Raro, en este mundo de pragmatismo a ultranza, de interés por la
ganancia más que por el servicio, de egocentrismo y falta de ideales.
Porque además no querían ser cualquier clase de maestros: querían ser
maestros rurales.
Las personas que vivimos en un aula, aunque no sea en el campo ni
esté sumida en la miseria, sabemos de lo que se trata cuando se vuelve
vocación: sabemos, para empezar, que sin humildad no se puede. En pocos
días se nos revela que, en un aula, quien más aprende es quien pretende
enseñar.
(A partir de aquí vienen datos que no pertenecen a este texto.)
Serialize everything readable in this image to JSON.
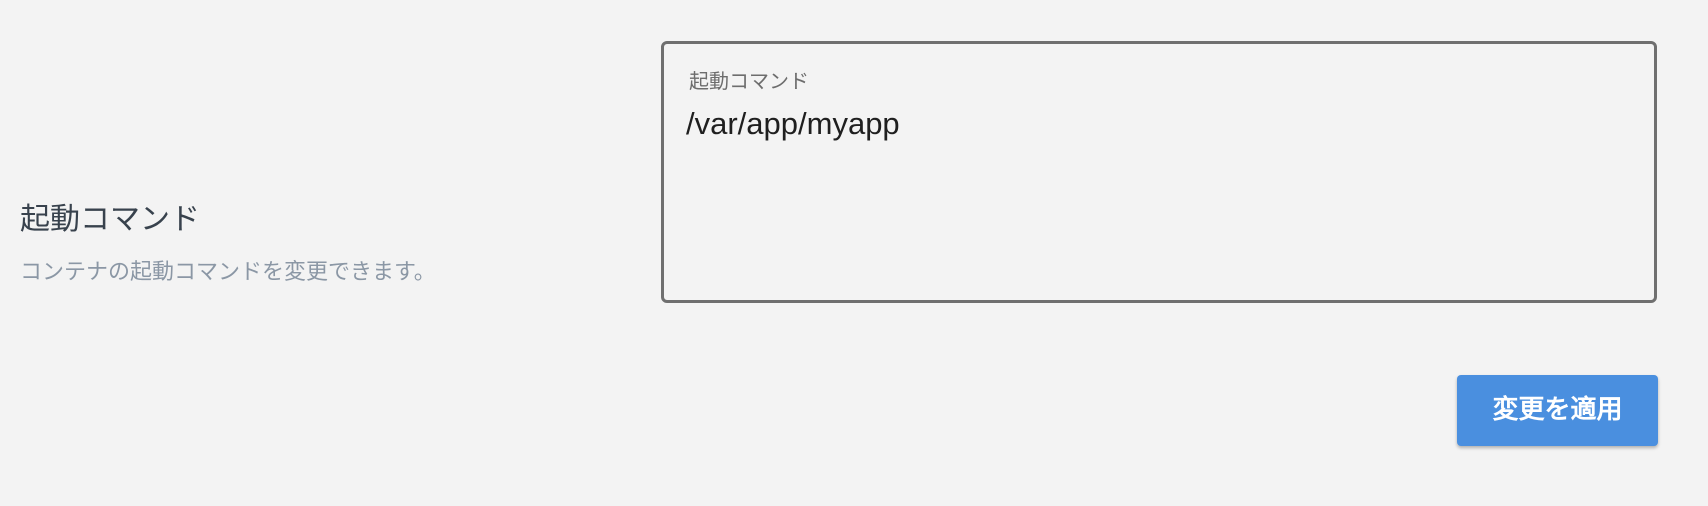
{
  "setting": {
    "title": "起動コマンド",
    "description": "コンテナの起動コマンドを変更できます。"
  },
  "command_field": {
    "label": "起動コマンド",
    "value": "/var/app/myapp"
  },
  "actions": {
    "apply_label": "変更を適用"
  },
  "colors": {
    "background": "#f3f3f3",
    "primary_button": "#4a8fdf",
    "field_border": "#6f6f6f",
    "title_text": "#38424d",
    "description_text": "#8b97a5"
  }
}
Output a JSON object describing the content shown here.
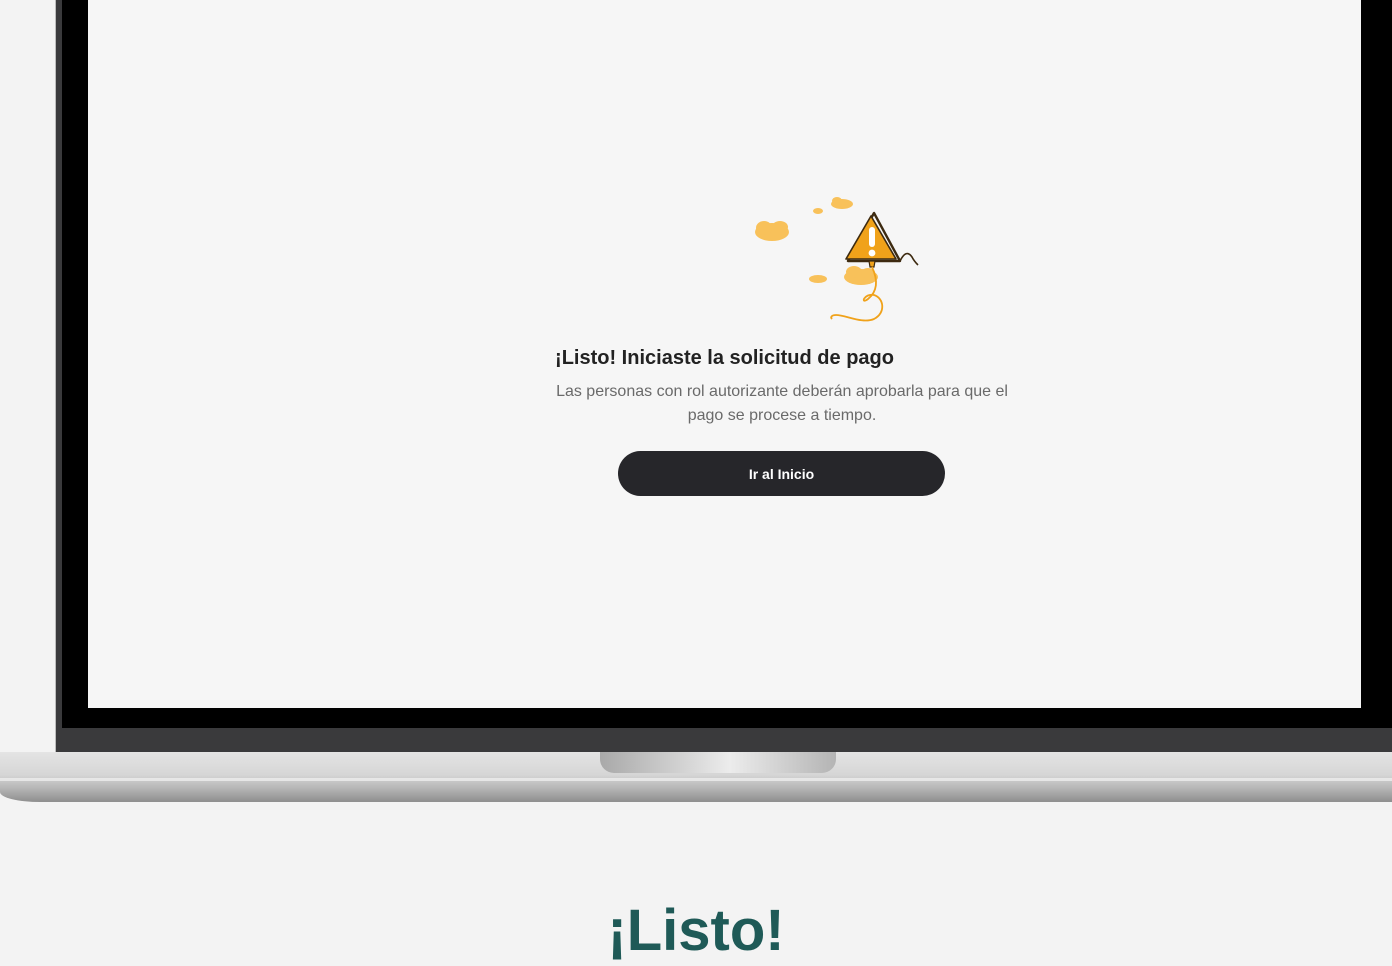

Sabemos, para continuar, que las cifras, los datos, los
procedimientos y otros elementos del ramo no son lo fundamental, y
mientras las nuevas tecnologías nos quitan el lugar comprendemos que no
se trata tanto de impartir conocimientos como de modelar maneras de
estar en la vida, y que venimos a quitar seguridades, a derrumbar
creencias y cambiar la perspectiva de la mirada que mantiene a la
humanidad estática en muchas cosas, aunque parezca que por otras sendas
avanza demasiado rápido.
Querían ser maestros. En un país en donde el narco es la medida de
todas las cosas, optaron por la profesión menos reconocida, por la peor
pagada, por la que quita el sueño y en muchos sitios se instala en el
hambre y la preocupación.
Querían ser maestros, y como nos sucede a quienes escogimos esa
tarea, en seguida se dieron cuenta de que, en este mundo, pocas cosas
están en su lugar. Jóvenes, apasionados, idealistas, decidieron que
cambiarían aunque sea la pequeña parcela de realidad que le compete a
cada ser humano. No importa hoy si fue correcto o no. A la vuelta de la
esquina, los esperaba el horror. Y se dieron de manos a boca con él.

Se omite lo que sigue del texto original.